A man's voice, sounding almost mechanical after the processing of the signal, said, "One K that is Kill Seven, One K that is Kill Seven, have smoked the circle; repeat, have smoked the circle. Vampires, fourteen count, range fifty klicks, source Turgenev small platform. Repeat, fourteen vampires. Six down. Sweep two commencing. Smoking circle, up with directed fry, nine down; up with knives, eleven down. Three vampires, twenty-klicks. Priests out. Priests and vampires engage. Advising salamander crews. Starfish launched. Sea Dragons alerted. Two vampires, six klicks. Sweep three commencing. Foaming now. Short eyes out, blades out, Guardians out, knives inboard." A pause. "Two vampires, three klicks." Another pause, then, softly, "Good-bye, Shirley."

"That's the cruiser House," Kirchner said quietly, rubbing his eyes with his hands. "She's gone."

"Another," Pickney said. "Coast of Oman."

"Let's have it," Kirchner said, glancing at Lanier.

"—CVN ninety-six, group Hairball," the signal commenced, "second launch Feather Two, repeat, Feather Two, commencing Chigger, repeat, Chigger. Special fourth class nuke, postal authorities will advise."

"The carrier Fletcher is sending in strategic aircraft for a midrange coast sortie," Kirchner translated.

"CVN eighty-five, code Zorro Doctor Betty, Postal authorities withdraw your permit.
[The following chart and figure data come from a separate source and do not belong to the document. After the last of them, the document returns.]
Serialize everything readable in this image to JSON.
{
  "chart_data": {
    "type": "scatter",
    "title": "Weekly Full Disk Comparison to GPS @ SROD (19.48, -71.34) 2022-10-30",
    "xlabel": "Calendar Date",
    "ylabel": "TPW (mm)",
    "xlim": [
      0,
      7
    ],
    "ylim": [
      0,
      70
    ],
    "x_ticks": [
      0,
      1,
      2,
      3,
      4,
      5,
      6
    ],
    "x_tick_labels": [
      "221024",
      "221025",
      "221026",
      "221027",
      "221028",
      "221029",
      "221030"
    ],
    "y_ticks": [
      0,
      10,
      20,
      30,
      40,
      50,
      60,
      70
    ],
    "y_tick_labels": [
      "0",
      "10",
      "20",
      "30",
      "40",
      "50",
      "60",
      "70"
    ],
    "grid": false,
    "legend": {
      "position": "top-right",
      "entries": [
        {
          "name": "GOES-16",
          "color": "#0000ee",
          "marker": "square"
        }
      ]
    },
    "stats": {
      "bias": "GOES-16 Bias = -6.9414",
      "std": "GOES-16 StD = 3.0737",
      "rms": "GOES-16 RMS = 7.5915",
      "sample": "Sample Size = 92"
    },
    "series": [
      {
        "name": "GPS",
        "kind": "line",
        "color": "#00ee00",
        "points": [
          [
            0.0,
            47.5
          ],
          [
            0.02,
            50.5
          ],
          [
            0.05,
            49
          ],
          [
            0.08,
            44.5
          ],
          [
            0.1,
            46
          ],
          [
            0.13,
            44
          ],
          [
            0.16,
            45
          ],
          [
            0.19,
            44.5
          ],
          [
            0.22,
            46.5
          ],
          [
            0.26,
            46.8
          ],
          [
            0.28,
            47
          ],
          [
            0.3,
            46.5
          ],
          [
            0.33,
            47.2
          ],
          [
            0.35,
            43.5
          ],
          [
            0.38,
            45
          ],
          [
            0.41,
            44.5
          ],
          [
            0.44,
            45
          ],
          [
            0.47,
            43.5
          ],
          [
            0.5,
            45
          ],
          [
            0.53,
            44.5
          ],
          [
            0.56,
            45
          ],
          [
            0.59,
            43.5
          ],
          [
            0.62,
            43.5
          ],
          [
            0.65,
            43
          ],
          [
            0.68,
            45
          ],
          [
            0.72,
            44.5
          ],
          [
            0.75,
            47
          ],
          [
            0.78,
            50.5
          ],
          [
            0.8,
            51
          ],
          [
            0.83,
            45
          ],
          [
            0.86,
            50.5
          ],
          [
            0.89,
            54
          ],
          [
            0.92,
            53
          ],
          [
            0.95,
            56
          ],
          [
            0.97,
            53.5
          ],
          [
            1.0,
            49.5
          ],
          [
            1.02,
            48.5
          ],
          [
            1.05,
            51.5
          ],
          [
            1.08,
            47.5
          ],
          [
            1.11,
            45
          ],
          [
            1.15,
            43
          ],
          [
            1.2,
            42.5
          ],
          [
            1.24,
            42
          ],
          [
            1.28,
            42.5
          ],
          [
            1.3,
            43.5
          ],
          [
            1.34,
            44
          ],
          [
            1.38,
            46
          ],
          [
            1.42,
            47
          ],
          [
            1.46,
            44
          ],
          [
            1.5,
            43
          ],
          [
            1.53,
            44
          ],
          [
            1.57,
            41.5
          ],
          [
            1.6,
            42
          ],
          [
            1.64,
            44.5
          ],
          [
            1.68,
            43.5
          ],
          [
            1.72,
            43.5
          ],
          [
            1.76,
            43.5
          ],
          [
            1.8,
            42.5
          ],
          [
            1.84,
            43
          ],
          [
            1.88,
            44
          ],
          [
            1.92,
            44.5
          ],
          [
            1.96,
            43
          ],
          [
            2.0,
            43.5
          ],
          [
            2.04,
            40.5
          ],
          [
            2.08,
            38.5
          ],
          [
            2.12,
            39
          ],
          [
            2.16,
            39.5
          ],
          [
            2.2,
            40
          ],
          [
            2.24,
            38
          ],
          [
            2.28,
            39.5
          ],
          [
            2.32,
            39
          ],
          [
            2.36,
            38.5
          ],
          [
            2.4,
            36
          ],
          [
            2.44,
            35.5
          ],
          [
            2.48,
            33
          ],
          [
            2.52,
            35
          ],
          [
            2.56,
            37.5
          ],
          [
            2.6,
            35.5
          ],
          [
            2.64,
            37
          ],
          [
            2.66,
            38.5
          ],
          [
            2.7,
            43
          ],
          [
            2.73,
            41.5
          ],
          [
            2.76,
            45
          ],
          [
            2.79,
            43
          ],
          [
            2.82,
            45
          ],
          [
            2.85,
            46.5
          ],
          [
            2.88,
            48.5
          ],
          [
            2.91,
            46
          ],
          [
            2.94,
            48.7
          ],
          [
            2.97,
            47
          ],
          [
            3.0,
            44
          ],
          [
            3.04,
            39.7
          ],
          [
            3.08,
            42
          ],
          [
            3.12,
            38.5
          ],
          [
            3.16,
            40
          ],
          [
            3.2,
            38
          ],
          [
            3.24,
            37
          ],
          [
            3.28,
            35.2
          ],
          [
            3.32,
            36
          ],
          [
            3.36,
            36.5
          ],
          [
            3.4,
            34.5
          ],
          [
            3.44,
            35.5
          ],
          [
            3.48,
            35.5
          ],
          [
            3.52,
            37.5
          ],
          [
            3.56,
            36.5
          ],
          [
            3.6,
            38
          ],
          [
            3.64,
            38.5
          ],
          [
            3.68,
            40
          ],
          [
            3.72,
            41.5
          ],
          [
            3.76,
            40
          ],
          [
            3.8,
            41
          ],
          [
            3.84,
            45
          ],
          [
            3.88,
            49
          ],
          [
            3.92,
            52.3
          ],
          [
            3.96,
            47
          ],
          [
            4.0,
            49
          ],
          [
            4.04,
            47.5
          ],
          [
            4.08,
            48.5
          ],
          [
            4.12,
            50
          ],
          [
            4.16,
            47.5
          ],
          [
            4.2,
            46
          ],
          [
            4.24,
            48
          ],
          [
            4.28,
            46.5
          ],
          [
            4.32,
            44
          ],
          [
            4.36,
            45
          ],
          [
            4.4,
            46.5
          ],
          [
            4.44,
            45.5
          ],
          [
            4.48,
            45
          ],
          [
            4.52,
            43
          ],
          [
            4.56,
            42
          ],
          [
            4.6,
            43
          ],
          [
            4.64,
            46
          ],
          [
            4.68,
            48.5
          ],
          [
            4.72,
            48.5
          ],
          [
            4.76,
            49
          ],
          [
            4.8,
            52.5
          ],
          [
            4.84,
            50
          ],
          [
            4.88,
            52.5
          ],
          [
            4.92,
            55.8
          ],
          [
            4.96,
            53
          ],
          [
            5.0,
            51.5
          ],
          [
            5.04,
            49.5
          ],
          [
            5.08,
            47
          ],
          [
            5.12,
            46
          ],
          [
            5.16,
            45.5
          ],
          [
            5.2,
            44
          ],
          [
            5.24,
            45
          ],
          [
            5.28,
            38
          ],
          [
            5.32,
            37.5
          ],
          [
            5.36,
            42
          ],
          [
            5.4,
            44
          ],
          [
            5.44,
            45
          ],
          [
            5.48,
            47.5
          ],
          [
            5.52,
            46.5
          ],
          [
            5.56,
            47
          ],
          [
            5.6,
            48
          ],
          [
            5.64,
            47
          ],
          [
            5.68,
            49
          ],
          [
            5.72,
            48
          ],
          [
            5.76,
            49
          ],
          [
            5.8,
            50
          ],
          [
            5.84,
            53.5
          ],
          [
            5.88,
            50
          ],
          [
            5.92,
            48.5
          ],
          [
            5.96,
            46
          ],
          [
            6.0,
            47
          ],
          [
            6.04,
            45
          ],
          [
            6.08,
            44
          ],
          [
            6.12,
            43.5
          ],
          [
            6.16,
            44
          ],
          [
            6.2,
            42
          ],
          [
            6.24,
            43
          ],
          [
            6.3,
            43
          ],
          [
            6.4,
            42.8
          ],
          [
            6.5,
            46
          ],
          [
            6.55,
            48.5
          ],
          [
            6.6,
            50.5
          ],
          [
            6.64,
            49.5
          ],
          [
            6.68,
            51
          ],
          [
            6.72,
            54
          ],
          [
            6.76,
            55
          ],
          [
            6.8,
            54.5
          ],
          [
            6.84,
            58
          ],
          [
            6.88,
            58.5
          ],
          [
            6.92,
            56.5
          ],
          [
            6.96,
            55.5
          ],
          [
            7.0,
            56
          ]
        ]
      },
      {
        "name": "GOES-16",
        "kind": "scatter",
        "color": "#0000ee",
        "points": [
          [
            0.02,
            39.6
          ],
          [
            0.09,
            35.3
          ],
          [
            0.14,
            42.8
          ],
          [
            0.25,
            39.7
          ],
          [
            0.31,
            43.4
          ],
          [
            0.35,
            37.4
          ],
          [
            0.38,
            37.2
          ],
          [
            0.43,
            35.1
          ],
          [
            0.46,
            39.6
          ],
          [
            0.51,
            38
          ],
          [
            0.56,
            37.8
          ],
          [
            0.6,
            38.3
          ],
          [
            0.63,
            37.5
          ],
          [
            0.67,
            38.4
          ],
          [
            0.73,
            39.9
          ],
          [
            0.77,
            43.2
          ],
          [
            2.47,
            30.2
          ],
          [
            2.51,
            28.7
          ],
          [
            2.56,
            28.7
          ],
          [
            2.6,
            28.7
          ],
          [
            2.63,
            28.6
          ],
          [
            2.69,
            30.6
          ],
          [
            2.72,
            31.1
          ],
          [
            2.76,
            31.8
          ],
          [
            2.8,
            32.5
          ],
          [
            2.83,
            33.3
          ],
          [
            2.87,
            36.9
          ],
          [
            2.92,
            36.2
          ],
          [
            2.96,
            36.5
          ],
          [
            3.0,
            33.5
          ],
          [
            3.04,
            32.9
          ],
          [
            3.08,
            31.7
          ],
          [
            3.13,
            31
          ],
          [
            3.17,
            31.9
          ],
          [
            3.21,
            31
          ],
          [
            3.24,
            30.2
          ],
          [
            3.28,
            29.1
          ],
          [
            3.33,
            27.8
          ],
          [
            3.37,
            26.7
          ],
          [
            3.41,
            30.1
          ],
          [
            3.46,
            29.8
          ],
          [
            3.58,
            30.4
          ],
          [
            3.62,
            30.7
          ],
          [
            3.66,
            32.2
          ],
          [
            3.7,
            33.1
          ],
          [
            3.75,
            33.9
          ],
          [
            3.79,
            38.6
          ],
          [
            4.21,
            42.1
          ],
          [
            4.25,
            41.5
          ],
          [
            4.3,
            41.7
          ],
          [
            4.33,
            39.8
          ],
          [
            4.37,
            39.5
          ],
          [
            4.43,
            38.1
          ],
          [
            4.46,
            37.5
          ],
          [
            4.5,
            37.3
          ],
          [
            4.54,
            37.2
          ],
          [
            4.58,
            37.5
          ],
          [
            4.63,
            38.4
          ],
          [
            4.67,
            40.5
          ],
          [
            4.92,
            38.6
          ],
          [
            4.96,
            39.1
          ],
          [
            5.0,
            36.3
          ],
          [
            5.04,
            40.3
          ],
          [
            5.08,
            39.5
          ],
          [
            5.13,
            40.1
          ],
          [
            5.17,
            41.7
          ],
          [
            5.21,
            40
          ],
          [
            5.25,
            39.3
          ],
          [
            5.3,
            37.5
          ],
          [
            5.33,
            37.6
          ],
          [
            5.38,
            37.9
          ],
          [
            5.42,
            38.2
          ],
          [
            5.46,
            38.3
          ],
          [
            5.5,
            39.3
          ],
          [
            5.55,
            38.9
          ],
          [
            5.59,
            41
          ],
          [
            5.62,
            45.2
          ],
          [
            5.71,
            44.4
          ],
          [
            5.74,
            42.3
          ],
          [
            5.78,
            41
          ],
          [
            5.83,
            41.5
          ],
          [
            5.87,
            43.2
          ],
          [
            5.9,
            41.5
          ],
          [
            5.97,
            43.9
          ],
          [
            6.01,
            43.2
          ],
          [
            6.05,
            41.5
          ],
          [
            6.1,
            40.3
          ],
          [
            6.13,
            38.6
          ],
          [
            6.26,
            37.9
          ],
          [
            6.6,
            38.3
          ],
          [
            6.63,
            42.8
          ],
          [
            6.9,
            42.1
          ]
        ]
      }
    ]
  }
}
Claws will scratch Chiggers. Sea Dragons alerted. Slow wall up and Turkey Feathers down. Repeat, slow wall up and—"

"Group Hairball, Leading Man, Groom, and Alpha Delta Victor. . . Best Man, Chambermaid, luncheon postponed—"

"CVN ninety-six, I count thirty-eight vampires, source deep-blue Turgenev-class platform, range ten klicks, knives up, short eyes, Sea Dragons alerted. Priests and vampires engage angels two, Jesus Christ"—an obvious expletive, not code—"they're at two klicks—"

Kirchner flinched as the message was cut off. "I should be down there," he said. "Right in the middle of the barbecue."

"How many OTVs did Station Sixteen get off?" Lanier asked.

"Besides OTV 45, five. Three are coming for us. Two for the Moon."

"Warn the three we are under attack and may not be able to receive them. Suggest they divert to the Moon."

"If they can make it," Pickney said.

The evacuation of the low Earth orbit platforms and other stations had already begun. The war was expanding now; not just beam defense platforms, but research and industrial stations were becoming targets.

"Some diversion," Pickney said bitterly. "Looks like it's getting out of control."

"Of course it is," Gerhardt said on the comlink. "Only an idiot or somebody very desperate would have thought otherwise. Garry, you done all you can there. I'll need you in the first chamber in a few minutes. I'm on my way back now."